Foram quatro grandes filmes (noir) em três anos: Brutalidade, Cidade Nua, Mercado de Ladrões e Sombras do Mal. Esculpiram a fama do jovem Jules Dassin, mas aí ele caiu na lista negra do macarthismo e teve de se exilar na Europa, onde em 1954, na França, realizou Rififi, iniciando nova fase de sua carreira.Passaram-se mais três anos e, em 1957, Dassin foi a Cannes com Aquele Que Deve Morrer, paráfrase bíblica em que a Paixão de Cristo ganha vida num cenário moderno, a Grécia ocupada pelos turcos. É nesse quadro que, numa pequena cidade, uma encenação religiosa desencadeia a repressão violenta e um novo Cristo tem de dar a vida por seus semelhantes.Jean Servais, Melina Mercouri e Pierre Vaneck estão no elenco e o mais marcante do filme que passa hoje no Telecine Cult, às 19h490, é que Anselmo Duarte assistiu-o em Cannes.

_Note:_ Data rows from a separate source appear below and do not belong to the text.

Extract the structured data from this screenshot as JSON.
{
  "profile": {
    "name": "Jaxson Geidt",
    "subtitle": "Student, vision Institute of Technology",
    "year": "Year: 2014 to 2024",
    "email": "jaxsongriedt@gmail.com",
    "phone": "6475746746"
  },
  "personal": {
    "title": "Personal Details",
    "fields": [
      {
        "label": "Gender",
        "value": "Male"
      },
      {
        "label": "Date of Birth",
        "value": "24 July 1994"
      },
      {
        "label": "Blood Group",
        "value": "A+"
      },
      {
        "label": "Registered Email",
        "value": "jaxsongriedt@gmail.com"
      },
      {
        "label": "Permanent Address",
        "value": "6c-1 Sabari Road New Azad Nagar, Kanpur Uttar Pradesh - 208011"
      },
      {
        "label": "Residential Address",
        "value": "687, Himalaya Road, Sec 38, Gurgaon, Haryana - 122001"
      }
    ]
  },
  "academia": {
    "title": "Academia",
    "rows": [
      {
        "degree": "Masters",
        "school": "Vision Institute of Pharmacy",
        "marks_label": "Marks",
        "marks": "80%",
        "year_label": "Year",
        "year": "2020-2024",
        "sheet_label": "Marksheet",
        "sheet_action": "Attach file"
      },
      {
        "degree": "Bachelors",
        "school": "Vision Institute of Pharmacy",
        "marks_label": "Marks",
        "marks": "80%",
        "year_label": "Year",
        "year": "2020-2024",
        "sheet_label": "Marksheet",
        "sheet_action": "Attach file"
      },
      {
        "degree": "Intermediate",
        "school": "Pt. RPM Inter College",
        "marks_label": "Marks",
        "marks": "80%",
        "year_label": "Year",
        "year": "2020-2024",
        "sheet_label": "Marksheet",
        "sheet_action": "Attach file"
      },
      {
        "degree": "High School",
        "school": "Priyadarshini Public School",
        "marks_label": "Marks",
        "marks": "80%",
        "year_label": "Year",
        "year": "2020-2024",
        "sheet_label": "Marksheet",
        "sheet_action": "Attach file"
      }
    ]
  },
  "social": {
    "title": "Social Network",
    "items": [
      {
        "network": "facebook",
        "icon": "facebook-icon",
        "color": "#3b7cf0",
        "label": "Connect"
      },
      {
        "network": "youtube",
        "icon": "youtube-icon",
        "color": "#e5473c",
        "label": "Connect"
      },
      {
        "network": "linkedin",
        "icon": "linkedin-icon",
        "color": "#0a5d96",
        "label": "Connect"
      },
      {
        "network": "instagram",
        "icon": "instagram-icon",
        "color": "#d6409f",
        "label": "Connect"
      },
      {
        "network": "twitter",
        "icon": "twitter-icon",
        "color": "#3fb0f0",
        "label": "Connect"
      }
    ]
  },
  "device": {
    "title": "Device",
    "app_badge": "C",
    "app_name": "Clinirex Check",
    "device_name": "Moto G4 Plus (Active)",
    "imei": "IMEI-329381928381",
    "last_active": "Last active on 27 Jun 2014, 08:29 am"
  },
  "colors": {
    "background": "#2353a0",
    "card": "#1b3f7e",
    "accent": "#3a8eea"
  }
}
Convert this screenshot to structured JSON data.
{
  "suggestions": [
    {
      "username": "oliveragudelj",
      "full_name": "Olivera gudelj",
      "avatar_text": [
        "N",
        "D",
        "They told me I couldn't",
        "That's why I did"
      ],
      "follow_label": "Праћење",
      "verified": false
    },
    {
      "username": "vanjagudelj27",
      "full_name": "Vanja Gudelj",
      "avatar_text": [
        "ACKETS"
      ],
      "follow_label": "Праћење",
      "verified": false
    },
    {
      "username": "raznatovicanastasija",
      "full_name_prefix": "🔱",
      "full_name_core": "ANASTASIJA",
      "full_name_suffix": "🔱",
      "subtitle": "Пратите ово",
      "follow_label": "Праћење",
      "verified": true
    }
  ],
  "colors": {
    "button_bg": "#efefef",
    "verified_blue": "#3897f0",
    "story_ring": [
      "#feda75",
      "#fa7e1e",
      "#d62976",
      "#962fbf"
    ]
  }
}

Impressionado com a história (e a acolhida), o cineasta brasileiro regressou ao Brasil, adaptou a peças de Dias Gomes e fez O Pagador de Promessas, que guarda muitas semelhanças com o filme de Dassin. Só que Duarte foi mais feliz e seu filme ganhou a Palma de Ouro. A essência, o Cristo dos novos tempos, já estava com Dassin, em Aquele Que Deve Morrer.